Manulife US REIT (MUST) reported that its portfolio 'remains stable' in its 1QFY2021 ended March operational update, noting a portfolio occupancy of 92% that remains above the US Class A average of 82%, according to JLL.
In the May 11 update, the REIT highlights executed leases for the quarter amounting to 5.8% of the portfolio or roughly 270,000 square feet of net lettable area (NLA), mostly comprising of renewals, while weighted average lease to expiry (WALE) stood at 5.3 years. 62.8% of the REIT’s leases have in-place rental escalations of 2.1% per annum.
Meanwhile, gearing stands at 41.3% as of the 1QFY2021, with a weighted average interest rate of 3.18%.
SEE:Manulife US REIT obtains US$250 million sustainability-linked loan from DBS and OCBC
For its market outlook, MUST identified post-Covid-19 themes that are expected to underpin uplift, including acceleration of population and company migration, a growing tech sector, strong demand for healthcare and the fast developing knowledge economy.
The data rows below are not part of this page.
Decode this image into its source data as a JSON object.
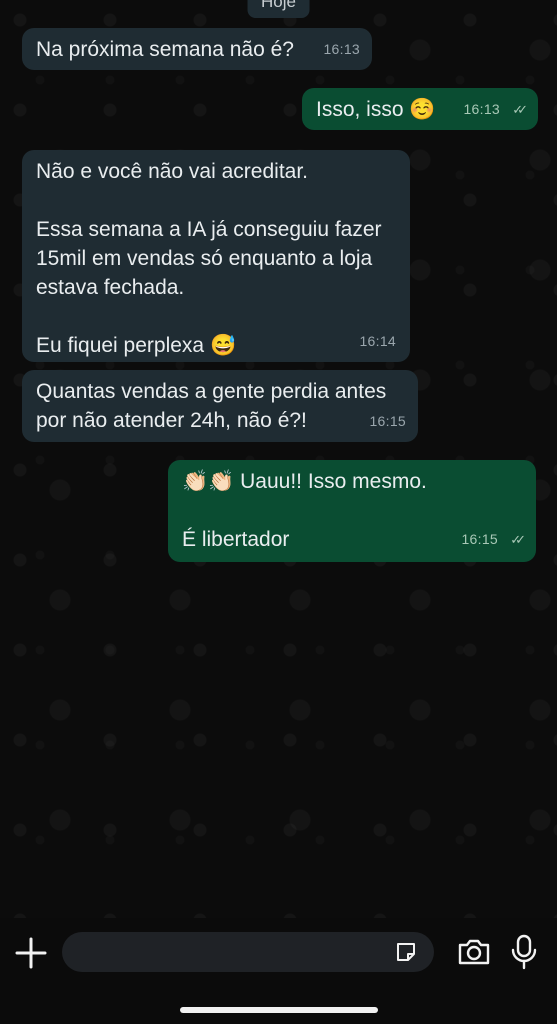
{
  "header": {
    "date_chip": "Hoje"
  },
  "messages": [
    {
      "direction": "in",
      "text": "Na próxima semana não é?",
      "time": "16:13"
    },
    {
      "direction": "out",
      "text": "Isso, isso ☺️",
      "time": "16:13",
      "status": "read"
    },
    {
      "direction": "in",
      "text": "Não e você não vai acreditar.\n\nEssa semana a IA já conseguiu fazer\n15mil em vendas só enquanto a loja\nestava fechada.\n\nEu fiquei perplexa 😅",
      "time": "16:14"
    },
    {
      "direction": "in",
      "text": "Quantas vendas a gente perdia antes\npor não atender 24h, não é?!",
      "time": "16:15"
    },
    {
      "direction": "out",
      "text": "👏🏻👏🏻 Uauu!! Isso mesmo.\n\nÉ libertador",
      "time": "16:15",
      "status": "read"
    }
  ],
  "composer": {
    "placeholder": "",
    "icons": [
      "plus-icon",
      "sticker-icon",
      "camera-icon",
      "mic-icon"
    ]
  },
  "colors": {
    "incoming_bubble": "#1f2c33",
    "outgoing_bubble": "#0a4d32",
    "background": "#0c0c0c"
  }
}
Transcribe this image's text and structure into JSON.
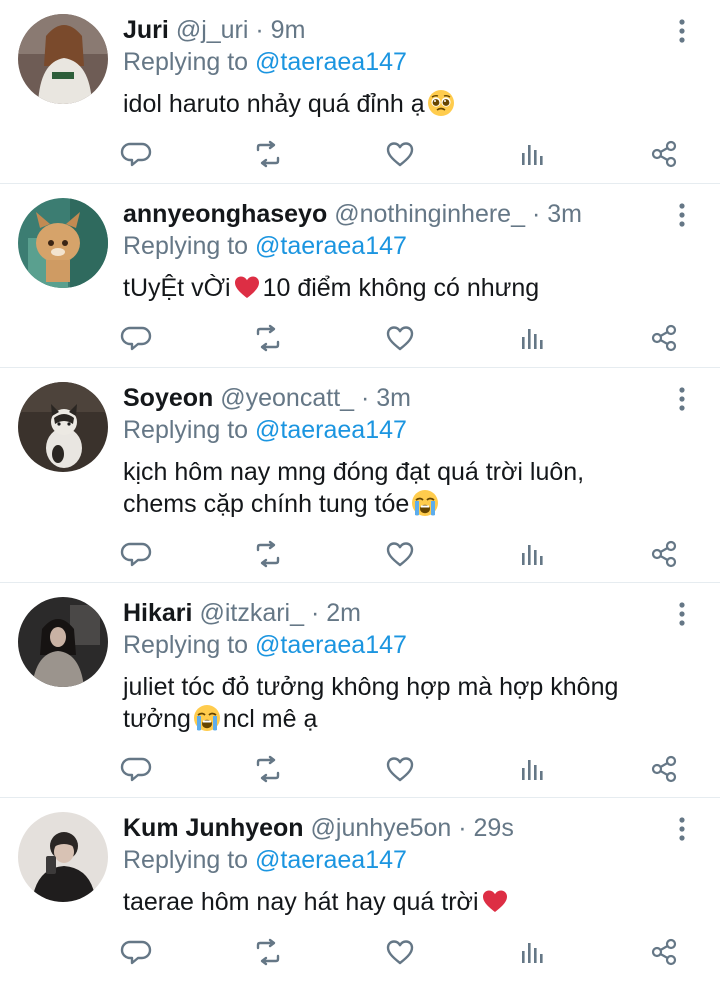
{
  "replying_label": "Replying to",
  "replying_to": "@taeraea147",
  "colors": {
    "text": "#14171a",
    "muted": "#657786",
    "link": "#1b95e0",
    "divider": "#e6ecf0"
  },
  "tweets": [
    {
      "name": "Juri",
      "handle": "@j_uri",
      "time": "9m",
      "lines": [
        {
          "a": "idol haruto nhảy quá đỉnh ạ",
          "emoji": "pleading-face-icon",
          "b": ""
        }
      ]
    },
    {
      "name": "annyeonghaseyo",
      "handle": "@nothinginhere_",
      "time": "3m",
      "lines": [
        {
          "a": "tUyỆt vỜi",
          "emoji": "red-heart-icon",
          "b": "10 điểm không có nhưng"
        }
      ]
    },
    {
      "name": "Soyeon",
      "handle": "@yeoncatt_",
      "time": "3m",
      "lines": [
        {
          "a": "kịch hôm nay mng đóng đạt quá trời luôn,",
          "emoji": "",
          "b": ""
        },
        {
          "a": "chems cặp chính tung tóe",
          "emoji": "crying-face-icon",
          "b": ""
        }
      ]
    },
    {
      "name": "Hikari",
      "handle": "@itzkari_",
      "time": "2m",
      "lines": [
        {
          "a": "juliet tóc đỏ tưởng không hợp mà hợp không",
          "emoji": "",
          "b": ""
        },
        {
          "a": "tưởng",
          "emoji": "crying-face-icon",
          "b": "ncl mê ạ"
        }
      ]
    },
    {
      "name": "Kum Junhyeon",
      "handle": "@junhye5on",
      "time": "29s",
      "lines": [
        {
          "a": "taerae hôm nay hát hay quá trời",
          "emoji": "red-heart-icon",
          "b": ""
        }
      ]
    }
  ]
}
To that end, the REIT is targeting ‘magnet cities’ that are attracting tech, life science and healthcare companies, in conjunction with markets that have attractive cap rates ranging from 6.5% - 7.5%.
While the recovery in the US economy should provide tailwinds for MUST, driven by vaccinations, an improvement in unemployment and the fiscal stimulus, potential headwinds for 2021 include continued abatements, low physical occupancies, and larger spaces that remain vacant and challenging to fill.
MUST notes that it intends to acquire yield-accretive properties in key locations with strong fundamentals to help drive transformational growth, with a target of at least 20% within high growth sectors.
Units in MUST closed 0.5 US cents (0.66 cents) or 0.67% higher at 75 US cents on May 10.